Acts 5:29

ESV But Peter and the apostles answered, “We must obey God rather than men.
NIV Peter and the other apostles replied: 'We must obey God rather than human beings!
NASB But Peter and the apostles answered, 'We must obey God rather than men.
CSB Peter and the apostles replied, "We must obey God rather than people.
NLT But Peter and the apostles replied, 'We must obey God rather than any human authority.
KJV Then Peter and the other apostles answered and said, We ought to obey God rather than men.

What does Acts 5:29 mean?

This statement is a crucial part of Christian ethics. While believers are commanded to "submit" to earthly government (Romans 13:1), that is not always the same as "obeying" government. Peter and the other apostles live out a clear example of this in the early chapters of the book of Acts. When commanded to sin—to ignore the commands of Jesus—these men refuse.
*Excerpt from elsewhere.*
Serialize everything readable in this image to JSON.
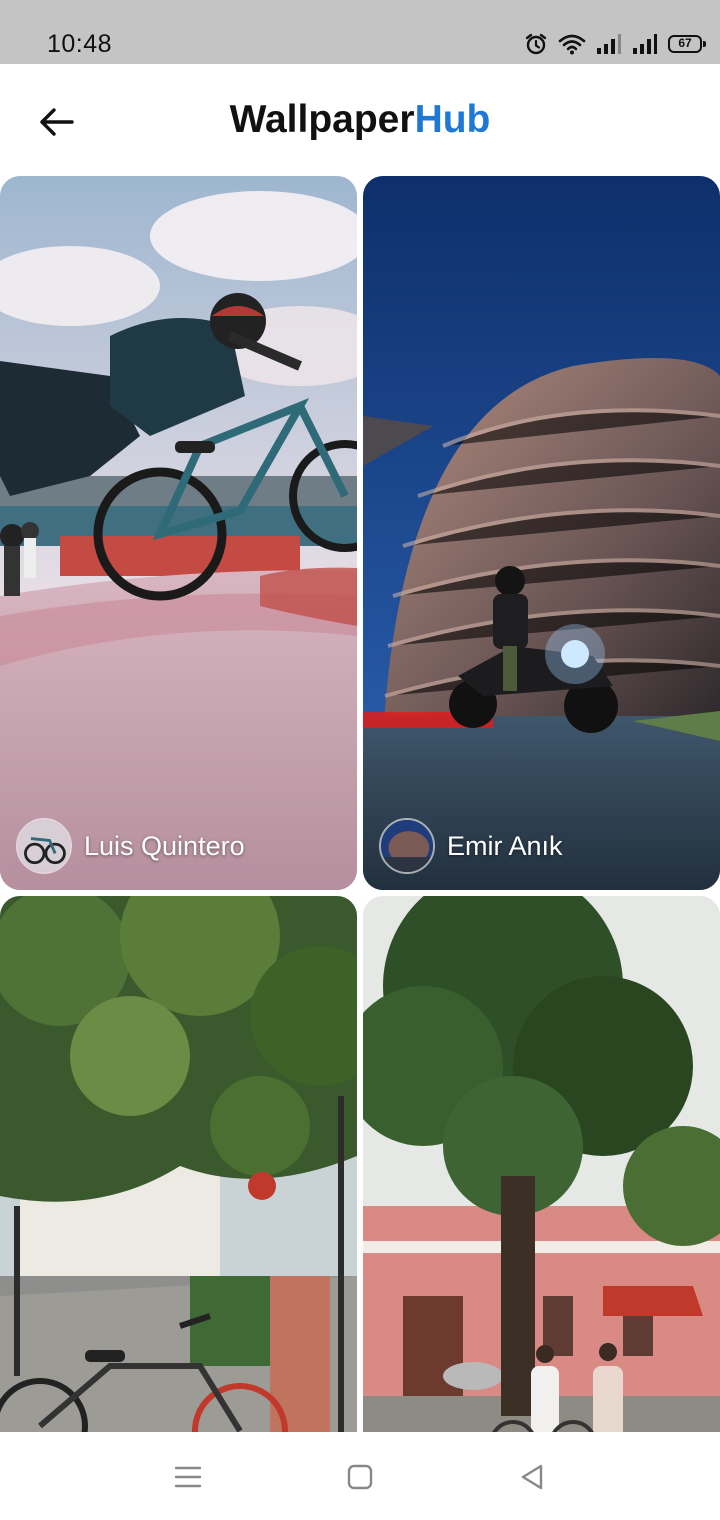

At the same time, they accept the civil consequences of their choice.

The apostles stand before the Sanhedrin, explaining why they broke a direct command to stop preaching about Jesus. When the Sanhedrin first gave the order, Peter and John responded, "Whether it is right in the sight of God to listen to you rather than to God, you must judge" (Acts 4:19). Peter and John stood before the priests, elders, and scribes of the Mosaic law and told them the restriction was contrary to what God wanted. And yet, that same group seems confused as to why Peter and John rejoined fellow Christians and continued their preaching once released (Acts 5:12–16).
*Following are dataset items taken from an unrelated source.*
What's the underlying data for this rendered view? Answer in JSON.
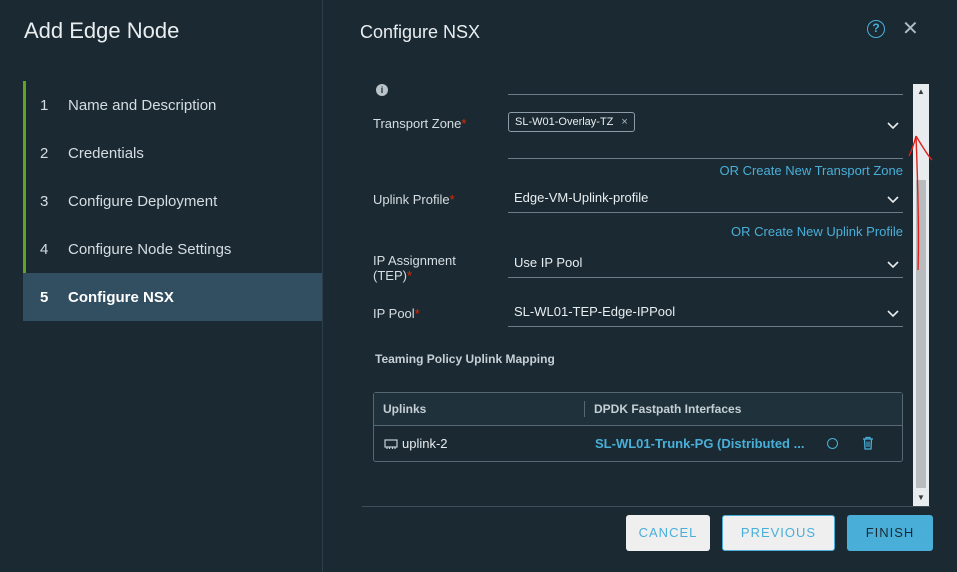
{
  "wizard": {
    "title": "Add Edge Node",
    "steps": [
      {
        "num": "1",
        "label": "Name and Description"
      },
      {
        "num": "2",
        "label": "Credentials"
      },
      {
        "num": "3",
        "label": "Configure Deployment"
      },
      {
        "num": "4",
        "label": "Configure Node Settings"
      },
      {
        "num": "5",
        "label": "Configure NSX"
      }
    ]
  },
  "page": {
    "title": "Configure NSX",
    "help_glyph": "?",
    "close_glyph": "✕"
  },
  "form": {
    "transport_zone": {
      "label": "Transport Zone",
      "chip": "SL-W01-Overlay-TZ",
      "chip_remove": "×",
      "create_link": "OR Create New Transport Zone"
    },
    "uplink_profile": {
      "label": "Uplink Profile",
      "value": "Edge-VM-Uplink-profile",
      "create_link": "OR Create New Uplink Profile"
    },
    "ip_assignment": {
      "label_line1": "IP Assignment",
      "label_line2": "(TEP)",
      "value": "Use IP Pool"
    },
    "ip_pool": {
      "label": "IP Pool",
      "value": "SL-WL01-TEP-Edge-IPPool"
    },
    "required_mark": "*"
  },
  "teaming": {
    "title": "Teaming Policy Uplink Mapping",
    "columns": [
      "Uplinks",
      "DPDK Fastpath Interfaces"
    ],
    "rows": [
      {
        "uplink": "uplink-2",
        "interface": "SL-WL01-Trunk-PG (Distributed ..."
      }
    ]
  },
  "footer": {
    "cancel": "CANCEL",
    "previous": "PREVIOUS",
    "finish": "FINISH"
  },
  "colors": {
    "background": "#1b2a32",
    "accent": "#49afd9",
    "active_step": "#324f61",
    "done_step": "#62a420",
    "required": "#e62700",
    "annotation": "#e0201b"
  }
}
Jesus prepared His disciples well for this moment. Several times, during altercations with the Pharisees, He taught them to follow God's commandments rather than man's tradition (Mark 7:8). He told them, "Do not fear those who kill the body, and after that have nothing more that they can do…fear him who, after he has killed, has authority to cast into hell" (Luke 12:4–5). He told them the world would hate and persecute them because they followed Him (John 15:18–20). In fact, He told them men would drag them before synagogues and courts and flog them (Matthew 10:17), which is exactly what will happen now (Acts 5:40). But the apostles are to "bear witness before them and the Gentiles" (Matthew 10:18).
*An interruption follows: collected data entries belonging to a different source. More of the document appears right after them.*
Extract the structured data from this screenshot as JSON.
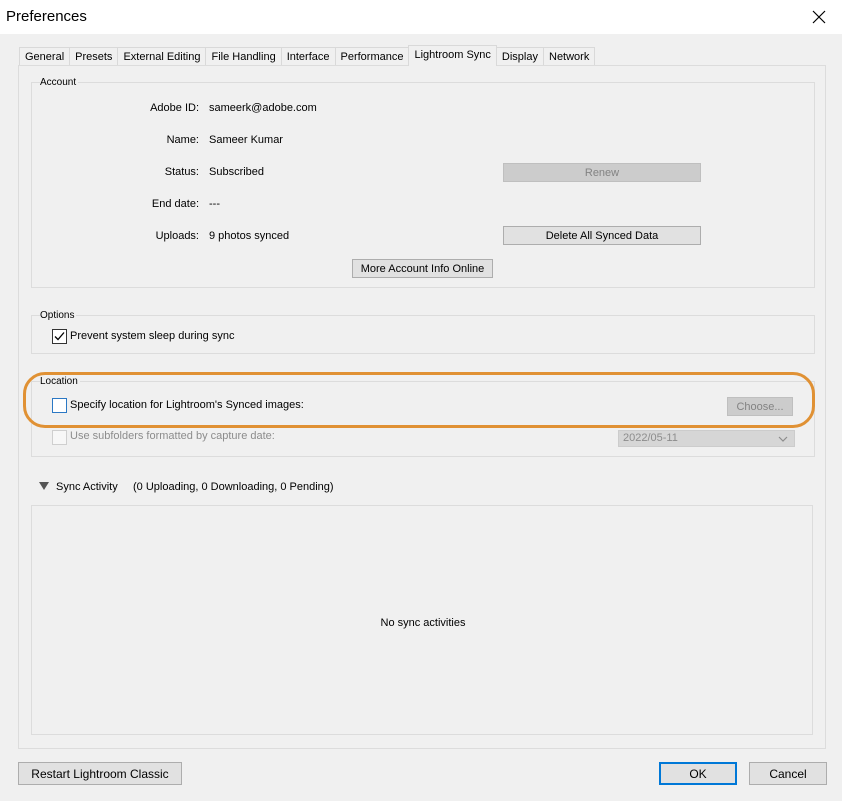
{
  "window": {
    "title": "Preferences"
  },
  "tabs": [
    {
      "label": "General",
      "active": false
    },
    {
      "label": "Presets",
      "active": false
    },
    {
      "label": "External Editing",
      "active": false
    },
    {
      "label": "File Handling",
      "active": false
    },
    {
      "label": "Interface",
      "active": false
    },
    {
      "label": "Performance",
      "active": false
    },
    {
      "label": "Lightroom Sync",
      "active": true
    },
    {
      "label": "Display",
      "active": false
    },
    {
      "label": "Network",
      "active": false
    }
  ],
  "account": {
    "group_label": "Account",
    "adobe_id_label": "Adobe ID:",
    "adobe_id": "sameerk@adobe.com",
    "name_label": "Name:",
    "name": "Sameer Kumar",
    "status_label": "Status:",
    "status": "Subscribed",
    "end_date_label": "End date:",
    "end_date": "---",
    "uploads_label": "Uploads:",
    "uploads": "9 photos synced",
    "renew_button": "Renew",
    "delete_button": "Delete All Synced Data",
    "more_info_button": "More Account Info Online"
  },
  "options": {
    "group_label": "Options",
    "prevent_sleep_label": "Prevent system sleep during sync",
    "prevent_sleep_checked": true
  },
  "location": {
    "group_label": "Location",
    "specify_label": "Specify location for Lightroom's Synced images:",
    "specify_checked": false,
    "choose_button": "Choose...",
    "subfolders_label": "Use subfolders formatted by capture date:",
    "subfolders_checked": false,
    "date_format": "2022/05-11"
  },
  "sync_activity": {
    "label": "Sync Activity",
    "summary": "(0 Uploading, 0 Downloading, 0 Pending)",
    "empty_text": "No sync activities"
  },
  "footer": {
    "restart_button": "Restart Lightroom Classic",
    "ok_button": "OK",
    "cancel_button": "Cancel"
  },
  "colors": {
    "highlight": "#e09134",
    "default_button_border": "#0078d7"
  }
}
Again, the apostles assert that the Jewish ruling council neither serves nor speaks for God. They insist that the council's archenemy, a traveling teacher from Nazareth, has overcome their assassination and risen from the dead. It's sad the council members can't deeply consider the apostles' words, especially as those claims align with the Law and the Prophets they claim to know so well. But they're more afraid of losing earthly power than interested in finding God's forgiveness.